Grâce à ces observations pacifiques et railleuses, M. Brass avait réussi à dissiper la répugnance invincible qu’inspirait son caractère. Mais la vertueuse Sarah, obéissant à l’impulsion de sentiments plus violents, et peut-être aussi plus jalouse de l’honneur de la famille, s’élança d’auprès de son frère sans que rien eût pu faire soupçonner son dessein, et se rua furieuse sur le prisonnier. Le visage de Kit se fût probablement trouvé mal de cette attaque, si le constable, devinant les projets de miss Sally, n’eût poussé Kit de côté dans ce moment critique. Ce fut M. Chukster qui paya pour lui : car ce gentleman, se trouvant juste auprès de l’objet du ressentiment de miss Brass, et la rage étant aveugle comme l’amour et la fortune, il fut appréhendé au corps par la belle guerrière ; son faux-col fut arraché jusqu’en ses fondements et sa chevelure mise dans le plus grand désordre avant que les efforts réunis des assistants fussent parvenus à faire comprendre à miss Sally son erreur.

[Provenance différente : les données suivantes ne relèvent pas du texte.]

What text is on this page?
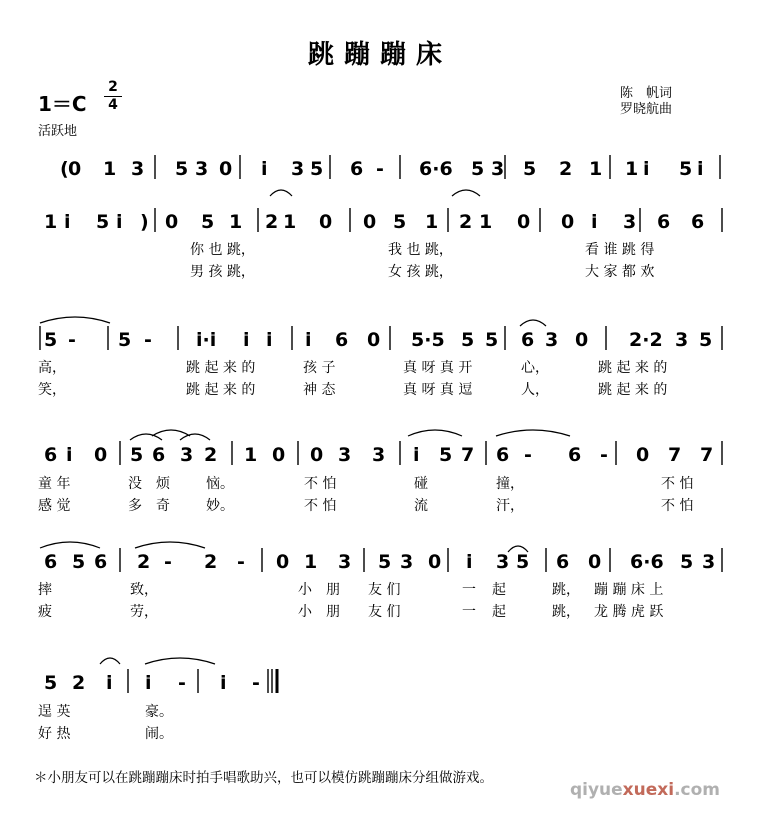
跳蹦蹦床
1＝C
2
4
活跃地
陈　帆词
罗晓航曲
( 0 1 3 5 3 0 i 3 5 6 - 6·6 5 3 5 2 1 1 i 5 i
1 i 5 i ) 0 5 1 2 1 0 0 5 1 2 1 0 0 i 3 6 6
5 - 5 - i·i i i i 6 0 5·5 5 5 6 3 0 2·2 3 5
6 i 0 5 6 3 2 1 0 0 3 3 i 5 7 6 - 6 - 0 7 7
6 5 6 2 - 2 - 0 1 3 5 3 0 i 3 5 6 0 6·6 5 3
5 2 i i - i -
你 也 跳，	我 也 跳，	看 谁 跳 得
男 孩 跳，	女 孩 跳，	大 家 都 欢
高，	跳 起 来 的	孩 子	真 呀 真 开	心，	跳 起 来 的
笑，	跳 起 来 的	神 态	真 呀 真 逗	人，	跳 起 来 的
童 年	没　烦	恼。	不 怕	碰	撞，	不 怕
感 觉	多　奇	妙。	不 怕	流	汗，	不 怕
摔	致，	小　朋 友 们	一 起	跳， 蹦 蹦 床 上
疲	劳，	小　朋 友 们	一 起	跳， 龙 腾 虎 跃
逞 英	豪。
好 热	闹。
＊小朋友可以在跳蹦蹦床时拍手唱歌助兴，也可以模仿跳蹦蹦床分组做游戏。
qiyuexuexi.com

Le constable, averti par cette attaque désespérée et pensant probablement qu’il serait mieux dans les vues de la justice que le prisonnier fût conduit sain et sauf devant le magistrat avant d’être mis en pièces, emmena Kit sans plus de façons vers le fiacre. Là, il insista pour que miss Brass montât en lapin auprès du cocher. Ce ne fut pas sans une violente discussion que cette charmante créature voulut bien obtempérer à cette proposition. Pourtant elle finit par prendre sur le siège la place occupée précédemment par son frère Sampson, qui après quelque résistance se mit sur la banquette à la place de Sarah. Ces arrangements une fois terminés, prisonnier, constable et témoins se rendirent en toute hâte chez le magistrat, suivis par le notaire et ses deux amis dans une autre voiture. M. Chukster seul fut laissé en arrière, à sa grande indignation : car il considérait comme si matériellement concluantes, et comme des indices si frappants du caractère hypocrite et astucieux de Kit, les preuves qu’il eût pu fournir sur la manière dont ce jeune homme était revenu pour achever de gagner son schelling, qu’il ne pouvait voir dans la suppression forcée de son témoignage qu’un compromis véritable avec le crime.

À la salle de justice, ils trouvèrent le locataire qui s’y était rendu directement et les attendait dans une impatience indicible. Mais cinquante locataires ensemble n’eussent pu prêter assistance au pauvre Kit. Au bout d’une demi-heure, il était renvoyé aux prochaines assises. Tandis qu’il était conduit en prison, un charitable agent de la justice l’avertit de ne point se laisser abattre, car la session devait s’ouvrir bientôt ; sa petite affaire y serait, selon toute vraisemblance, jugée très-promptement, et en moins d’une quinzaine il pourrait être confortablement embarqué pour se voir transporter à Botany-Bay.